News & Analysis


After two consecutive trading days of losses, Tuesday saw the Canadian dollar appreciate by 0.6% against the US dollar as cross-asset price action struck a more positive tone. Aside from improved risk sentiment, the loonie also benefited from a rise in crude oil prices to $81 per barrel – a rally that is being extended early this morning as Europe’s plans to delay the implementation of the proposed price cap on Russian crude . Comparatively, economic data had virtually no impact on the currency yesterday as October’s retail sales came in at -0.5% month-on-month, exactly in line with expectations. Today, given the lack of Canada-specific events on the economic calendar, price action in USDCAD will likely be determined by US data releases.

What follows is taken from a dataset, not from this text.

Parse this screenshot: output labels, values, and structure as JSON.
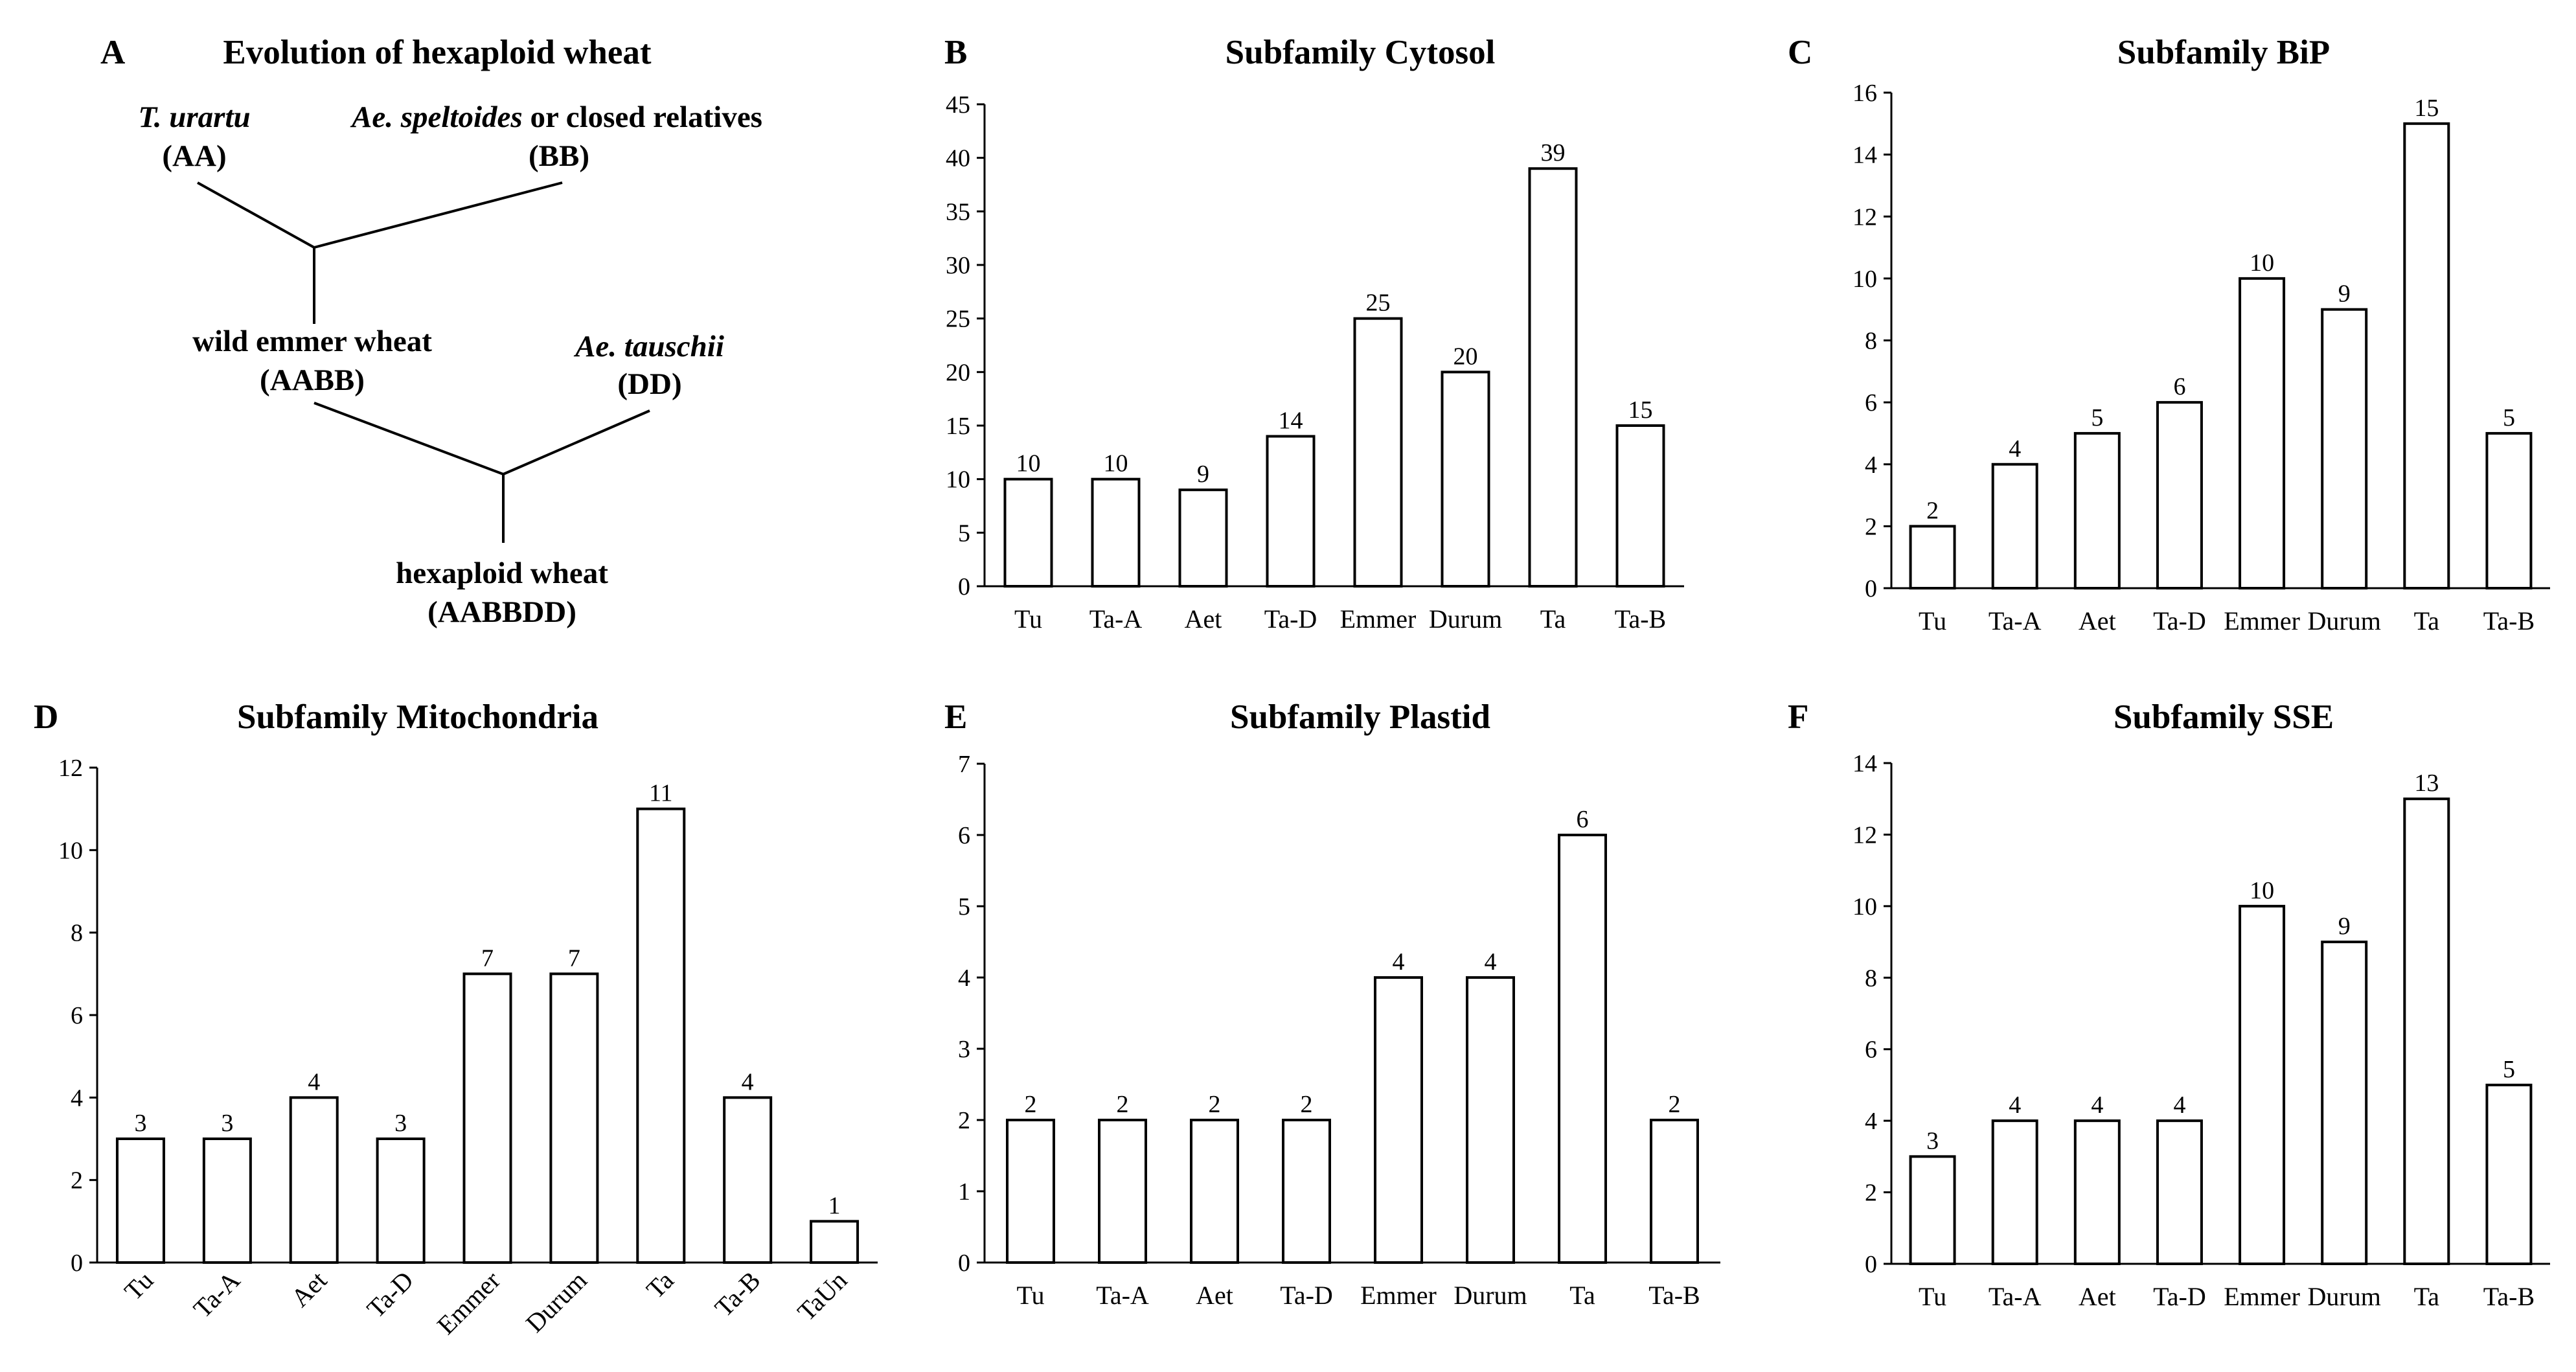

The dollar fell against every G10 currency on Tuesday, ending a three-day winning streak with declines in the DXY index reaching two thirds of a percent. Most of the losses can be attributed to positive risk sentiment as traders trimmed Fed bets. This not only boosted equities globally, but enticed investors to leave the dollar’s safe embrace. The downside in the greenback was amplified when the Richmond Fed’s manufacturing index missed expectations, printing at -9, signalling dampened prospects for industrial production. The risk rally has persisted overnight as traders turn a blind eye to the reimposition of lockdown measures in major Chinese cities and instead focus on the prospect of loosening tech regulations. The extent to which this can remain a prominent driver of the risk rally is likely limited, especially as the market focus turns towards the release of the Fed’s latest meeting minutes. Although likely to indicate a slowdown in the pace of the tightening cycle, especially following October’s softer CPI release, the meeting minutes will continue to show the Fed’s resolve in keeping the policy rate in restrictive territory for a significant period of time. This should, all things considered, help deflate the risk rally and see the dollar stabilise at a minimum heading into the Thanksgiving weekend. Prior to the FOMC minutes, which are released at 19:00 GMT, flash PMIs for November at 14:45 GMT will give markets a health check on the state of the US economy. The manufacturing number will be in specific focus after a number of metrics show a significant slowdown in that sector.


The recent sequence of positive surprises in eurozone data continued yesterday as consumer confidence for November printed at -23.3, up from October’s reading of -27.5 and above expectations of -26.0. Euro bulls will be hoping that the recent trend in eurozone data continues today as November’s flash PMIs are released between 08:00 and 09:00 GMT, however, the first signs from the French data suggests the party may be over. Although the manufacturing sector showed surprising resilience with a print of 49.1 vs expectation of 47.0, the services sector, which was previously the shining light among the eurozone economy, is now starting to contract with a reading of 49.4. Next up, at 08:30 GMT, Germany’s manufacturing sector will be in focus ahead of the eurozone composite readings at 09:00 GMT. Although the French data is initially weaker-than-expected, the data is unlikely to have a large negative impact on the euro as it broadly confirms what markets know already; the eurozone economy is one of the first to enter a recession.


The pound got wrapped up in the rejuvenated risk rally yesterday. The more supportive cross-asset backdrop resulted in GBPUSD recording gains of 0.5%, reversing Monday’s losses in what was a relatively uninspiring day in FX markets. Today, price action in the pound is likely to be more illustrative of underlying fundamentals as traders face-up to the latest flash PMI reading for November at 09:30 GMT. It is worth noting that the pound slumped in previous periods where markets were reminded of the UK’s precarious economic outlook. On top of the PMI release, some focus will also be given to Chancellor Hunt’s testimony this afternoon before the Treasury Committee. However, beyond analysis on the fiscal metrics and relaying the government’s commitment to balance the books over a five year horizon to markets, headlines from this event are unlikely to induce too much volatility into the pound.

FX Elsewhere

The Kiwi dollar jumped 0.64% overnight as the Reserve Bank of New Zealand upped the pace of its hiking cycle with a 75bps increase in the Official Cash Rate to 4.25%. However, the initial rally from the largest rate increase since the OCR was introduced in 1999 was partly faded as Governor Orr outlined that the stark trade-off between tackling inflation and avoiding a recession that faces many developed market central banks. Accompanying the rate hike was the Bank’s projection that the economy would slip into recession in mid-2023, while Bank staff also upgraded their assessment of the decline in house prices with the forecasts now projecting a 20% drop from the November 2021 high. Despite the stark growth warnings, the Kiwi dollar continues to lead the broad rally within the G10 space with the rally driven by a 19bps jump in the 2-year bond yield.